The recent ruthless killing of eight people at a shop in Quetta, once again, highlights the serious issue of target killings that afflicts the country. We live in a country where people are killed because of their ethnicity, their beliefs or for other reasons that may stem from enmities of various kinds.
Meeting after meeting at various government levels have discussed this problem and attempted to find solutions for it. So far, nothing has worked. Given the situation, there are some simple facts we need to acknowledge. One of the most basic ones is that the spree of murders will simply not be stopped until weapons — including the automatic guns used so often by assassins on motorcycles — are removed from the hands of the general public. Violence is known to be high in countries where weapons are readily available to large populations and Pakistan is known to be one of the most heavily weaponised countries in the world. This, of course, is the legacy of the Afghan War against the former Soviet Union, which since 1979, has brought a flood of guns into the country and made crimes of all kinds a common occurrence. Karachi, in particular, is said to have one of the highest number of small arms among all the cities in the world. But elsewhere, too, people appear able to use rocket launchers, grenades, missiles and other weapons at will.

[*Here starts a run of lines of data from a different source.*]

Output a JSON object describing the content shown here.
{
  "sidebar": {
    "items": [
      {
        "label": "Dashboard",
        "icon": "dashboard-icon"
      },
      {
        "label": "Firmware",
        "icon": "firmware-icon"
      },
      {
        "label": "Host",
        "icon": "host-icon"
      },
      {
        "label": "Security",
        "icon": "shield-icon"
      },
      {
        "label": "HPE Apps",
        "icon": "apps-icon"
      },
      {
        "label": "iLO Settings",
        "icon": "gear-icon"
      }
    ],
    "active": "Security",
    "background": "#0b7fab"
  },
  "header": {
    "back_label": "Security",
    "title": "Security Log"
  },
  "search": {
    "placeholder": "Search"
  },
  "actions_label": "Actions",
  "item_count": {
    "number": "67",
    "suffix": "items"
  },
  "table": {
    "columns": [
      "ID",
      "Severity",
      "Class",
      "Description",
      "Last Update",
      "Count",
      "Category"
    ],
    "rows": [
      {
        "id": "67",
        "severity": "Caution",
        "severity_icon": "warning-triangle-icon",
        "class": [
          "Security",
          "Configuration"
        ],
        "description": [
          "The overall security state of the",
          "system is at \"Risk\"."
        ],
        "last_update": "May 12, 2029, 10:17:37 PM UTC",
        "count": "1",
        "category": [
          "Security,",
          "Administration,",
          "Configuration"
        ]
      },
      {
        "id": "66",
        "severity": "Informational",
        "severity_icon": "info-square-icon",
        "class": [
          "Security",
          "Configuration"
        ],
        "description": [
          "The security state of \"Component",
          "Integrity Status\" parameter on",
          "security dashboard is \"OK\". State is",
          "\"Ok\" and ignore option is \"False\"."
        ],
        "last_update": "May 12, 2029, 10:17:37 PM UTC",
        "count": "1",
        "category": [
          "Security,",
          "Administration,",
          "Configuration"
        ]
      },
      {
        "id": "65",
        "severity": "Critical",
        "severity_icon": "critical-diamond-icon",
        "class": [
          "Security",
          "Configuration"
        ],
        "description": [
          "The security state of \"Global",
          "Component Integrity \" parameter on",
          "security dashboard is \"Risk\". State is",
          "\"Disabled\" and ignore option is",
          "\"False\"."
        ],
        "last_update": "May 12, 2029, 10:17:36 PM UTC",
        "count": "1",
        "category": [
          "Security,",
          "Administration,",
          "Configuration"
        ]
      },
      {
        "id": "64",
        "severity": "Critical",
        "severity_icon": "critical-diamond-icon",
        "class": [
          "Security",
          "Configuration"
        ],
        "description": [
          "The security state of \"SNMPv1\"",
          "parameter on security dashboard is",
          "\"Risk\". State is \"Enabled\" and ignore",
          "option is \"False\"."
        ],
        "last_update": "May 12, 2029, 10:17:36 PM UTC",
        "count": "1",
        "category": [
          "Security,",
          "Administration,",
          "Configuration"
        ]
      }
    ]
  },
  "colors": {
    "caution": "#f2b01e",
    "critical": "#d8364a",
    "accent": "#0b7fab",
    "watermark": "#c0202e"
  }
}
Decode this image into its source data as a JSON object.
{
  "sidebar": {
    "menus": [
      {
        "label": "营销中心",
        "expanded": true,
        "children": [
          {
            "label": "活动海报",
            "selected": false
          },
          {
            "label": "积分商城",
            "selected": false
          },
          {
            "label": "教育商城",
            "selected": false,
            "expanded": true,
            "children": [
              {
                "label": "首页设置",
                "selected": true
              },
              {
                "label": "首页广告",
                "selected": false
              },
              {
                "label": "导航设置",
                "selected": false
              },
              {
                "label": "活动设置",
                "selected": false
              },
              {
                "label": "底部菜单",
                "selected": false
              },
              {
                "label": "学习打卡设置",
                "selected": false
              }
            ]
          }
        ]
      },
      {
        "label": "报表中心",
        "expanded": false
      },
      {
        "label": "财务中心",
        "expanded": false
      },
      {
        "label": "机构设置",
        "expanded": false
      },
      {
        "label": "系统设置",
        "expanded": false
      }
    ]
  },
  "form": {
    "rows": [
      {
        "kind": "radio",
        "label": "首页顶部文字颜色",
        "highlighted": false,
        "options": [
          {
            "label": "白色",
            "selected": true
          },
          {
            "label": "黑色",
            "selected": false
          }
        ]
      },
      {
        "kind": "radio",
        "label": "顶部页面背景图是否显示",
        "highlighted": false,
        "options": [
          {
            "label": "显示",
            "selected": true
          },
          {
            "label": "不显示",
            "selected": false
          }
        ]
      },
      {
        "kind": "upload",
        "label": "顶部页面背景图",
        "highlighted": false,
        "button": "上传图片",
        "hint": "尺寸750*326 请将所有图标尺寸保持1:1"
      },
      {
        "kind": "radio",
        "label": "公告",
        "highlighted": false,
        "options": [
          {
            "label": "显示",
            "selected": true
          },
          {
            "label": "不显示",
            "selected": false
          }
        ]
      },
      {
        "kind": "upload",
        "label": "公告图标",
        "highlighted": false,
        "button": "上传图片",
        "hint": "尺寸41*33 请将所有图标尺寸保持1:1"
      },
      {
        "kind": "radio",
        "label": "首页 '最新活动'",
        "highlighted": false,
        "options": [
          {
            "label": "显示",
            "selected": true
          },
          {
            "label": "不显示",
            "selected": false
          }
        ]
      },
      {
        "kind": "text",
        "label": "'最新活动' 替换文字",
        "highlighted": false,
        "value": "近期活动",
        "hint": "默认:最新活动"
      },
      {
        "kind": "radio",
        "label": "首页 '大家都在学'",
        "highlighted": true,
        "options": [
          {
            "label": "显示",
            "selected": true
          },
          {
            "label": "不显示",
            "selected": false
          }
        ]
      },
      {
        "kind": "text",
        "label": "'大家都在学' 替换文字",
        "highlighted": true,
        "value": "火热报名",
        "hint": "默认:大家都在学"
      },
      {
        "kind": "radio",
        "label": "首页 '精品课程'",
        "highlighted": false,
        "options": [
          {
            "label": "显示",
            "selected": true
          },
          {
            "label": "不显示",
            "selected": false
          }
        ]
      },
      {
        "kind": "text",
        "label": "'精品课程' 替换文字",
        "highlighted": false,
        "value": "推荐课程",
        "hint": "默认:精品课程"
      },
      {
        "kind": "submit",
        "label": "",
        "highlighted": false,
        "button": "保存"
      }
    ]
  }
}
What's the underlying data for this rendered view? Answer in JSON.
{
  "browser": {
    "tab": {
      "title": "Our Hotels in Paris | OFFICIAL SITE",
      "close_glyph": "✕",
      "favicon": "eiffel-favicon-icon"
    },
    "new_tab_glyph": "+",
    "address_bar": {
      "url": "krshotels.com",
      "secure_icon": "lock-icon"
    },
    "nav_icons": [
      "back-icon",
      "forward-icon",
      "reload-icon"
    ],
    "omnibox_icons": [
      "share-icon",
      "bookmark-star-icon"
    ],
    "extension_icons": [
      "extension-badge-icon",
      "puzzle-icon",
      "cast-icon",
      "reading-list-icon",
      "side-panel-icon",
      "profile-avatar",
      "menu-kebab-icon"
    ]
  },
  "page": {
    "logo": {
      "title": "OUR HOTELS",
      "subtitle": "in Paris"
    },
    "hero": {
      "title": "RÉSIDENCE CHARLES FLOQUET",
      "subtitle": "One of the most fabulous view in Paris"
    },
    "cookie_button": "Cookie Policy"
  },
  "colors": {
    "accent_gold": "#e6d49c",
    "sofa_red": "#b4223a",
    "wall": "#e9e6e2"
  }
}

There have been several calls for de-weaponisation in the past. One attempt to do so was made under General (retd) Pervez Muhsarraf, which failed. People simply refused to hand over their arms, largely because they had no faith in the law and order mechanism and believed that they needed guns to protect themselves. Their thinking is not entirely illogical given the ground realities. However, some plan has to be put into action to reduce the number of guns in circulation. It will not be an easy task, but it may prove the only way to end the menace of target killings and other kinds of murders we witness across the country on a daily basis.
Published in The Express Tribune, July 7th, 2012.